Anastomotic healing complications of postoperative leak and stricture continue to
plague surgeons despite many broadly targeted interventions. The efficacy evaluation
of preventive measures is difficult due to inconsistent definitions and reporting
of these complications. Few interventions have been shown to impact rates of leakage
or stricture. However, new evidence that the intestinal microbiota can play an important
role in the development of anastomotic complications is emerging. The development
of an AS is a result of the complex interactions between genetics, the gut microbiome,
operative technique, antecedent health and comorbidities of the patient, prior patient
exposures, and the subsequent hospital course and exposures ranging from infectious
agents to antibiotics.[27] A more holistic approach to understanding the mechanisms of anastomotic complications
is needed in order to develop tailored interventions to reduce their frequency. Such
an approach may require a more complete definition of the role of the microbiota in
anastomotic healing.
Although one of the prominent identified risk factors for stricture is AL, there are
situations in which ASs form outside of the setting of anastomotic site ischemia,
of the anastomotic tension, and of the AL. These situations and risk factors are unknown.[36] In our study, we also observed that the AL was significantly higher in the control
group but, paradoxically, this group of patients had a significantly lower stricture
rate than the study group. This paradox explains that the AL is not the sole factor
responsible for the development of AS, and this observation suggests that there is
a strong possibility of diversion CI having some role in the formation of ASs. And
the plausible explanation for the increased frequency of AS after LAR with CI seems
to be the lack of movement of solid formed stools across the anastomotic line. This
divests the anastomotic line from the regular dilating effect of solid formed stools
during the early phase of anastomotic healing. Another factor that may have a role
in the causation of AS after LAR with CI is that diverting ileostomy also deprives
the anastomotic site from the normal gut microbiome, which, in turn, may lead to the
alteration of normal anastomotic healing, resulting in stricture formation.

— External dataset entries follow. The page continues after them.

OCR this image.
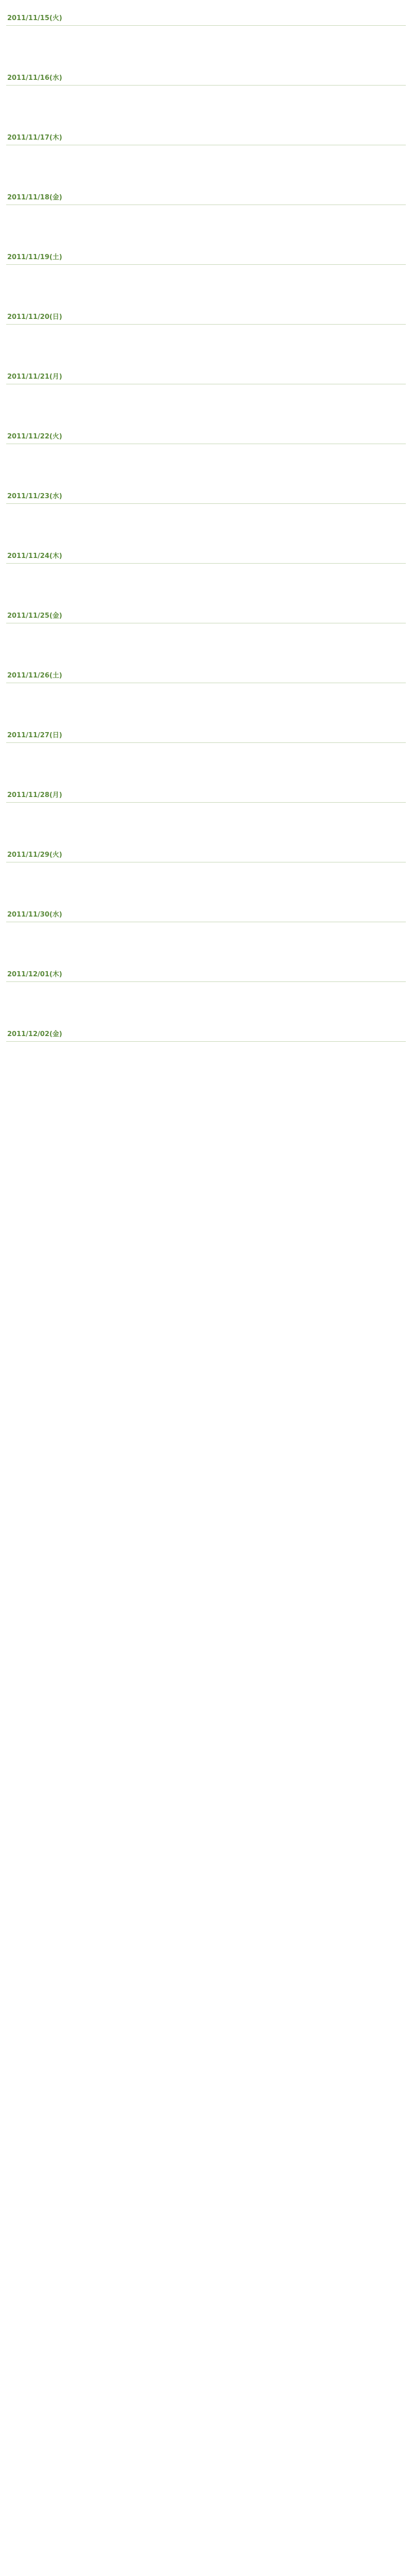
2011/11/15(火)
2011/11/16(水)
2011/11/17(木)
2011/11/18(金)
2011/11/19(土)
2011/11/20(日)
2011/11/21(月)
2011/11/22(火)
2011/11/23(水)
2011/11/24(木)
2011/11/25(金)
2011/11/26(土)
2011/11/27(日)
2011/11/28(月)
2011/11/29(火)
2011/11/30(水)
2011/12/01(木)
2011/12/02(金)
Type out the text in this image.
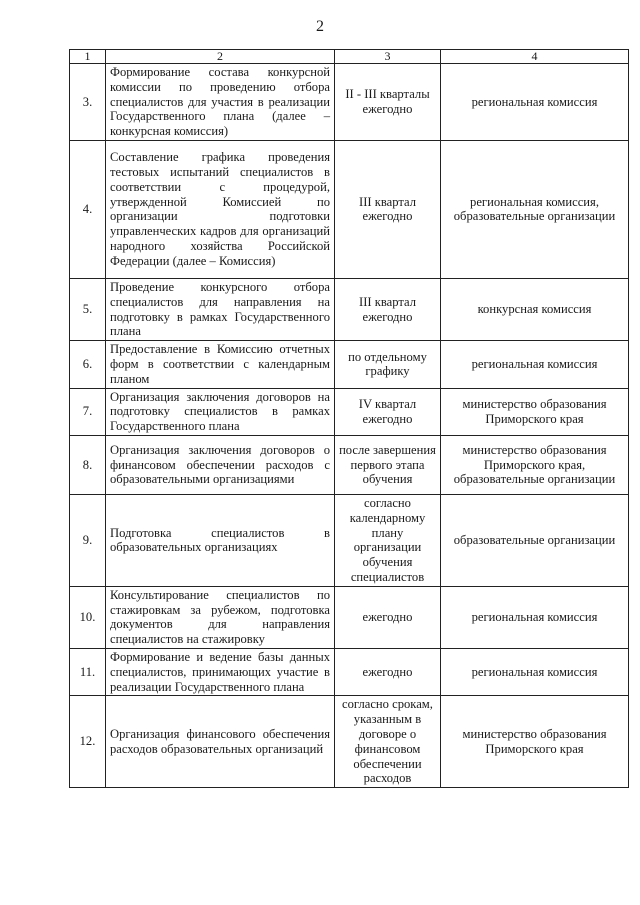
2
1	2	3	4
3.	Формирование состава конкурсной комиссии по проведению отбора специалистов для участия в реализации Государственного плана (далее – конкурсная комиссия)	II - III кварталы ежегодно	региональная комиссия
4.	Составление графика проведения тестовых испытаний специалистов в соответствии с процедурой, утвержденной Комиссией по организации подготовки управленческих кадров для организаций народного хозяйства Российской Федерации (далее – Комиссия)	III квартал ежегодно	региональная комиссия, образовательные организации
5.	Проведение конкурсного отбора специалистов для направления на подготовку в рамках Государственного плана	III квартал ежегодно	конкурсная комиссия
6.	Предоставление в Комиссию отчетных форм в соответствии с календарным планом	по отдельному графику	региональная комиссия
7.	Организация заключения договоров на подготовку специалистов в рамках Государственного плана	IV квартал ежегодно	министерство образования Приморского края
8.	Организация заключения договоров о финансовом обеспечении расходов с образовательными организациями	после завершения первого этапа обучения	министерство образования Приморского края, образовательные организации
9.	Подготовка специалистов в образовательных организациях	согласно календарному плану организации обучения специалистов	образовательные организации
10.	Консультирование специалистов по стажировкам за рубежом, подготовка документов для направления специалистов на стажировку	ежегодно	региональная комиссия
11.	Формирование и ведение базы данных специалистов, принимающих участие в реализации Государственного плана	ежегодно	региональная комиссия
12.	Организация финансового обеспечения расходов образовательных организаций	согласно срокам, указанным в договоре о финансовом обеспечении расходов	министерство образования Приморского края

Finally, most endoscopic studies in which the anastomosis can be reached and dilated
have not attempted to classify strictures in a defined way that might advance our
understanding of their pathogenesis and their response to treatment. Therefore, in
order to simplify the grading system of the ASs for the surgeon, we introduced our
SKIMS Clinical Grading of Rectal Strictures. This allows the surgeon to classify the
stricture on an Out Patient Department (OPD) basis by simple DRE, without any need
of bowel preparation and sedation, as is required for endoscopic examinations.
Conclusion
The rate of postoperative AS formation is of 28% in patients of the study group, while
in the control group, only 6% of the patients developed AS. This finding suggests
that CI increases the chances of AS formation after LAR for rectum carcinoma. Also,
the SKIMS Clinical Grading of Rectal Strictures is a simple and handy tool available
for every surgeon to grade, classify, and monitor the postoperative rectal strictures.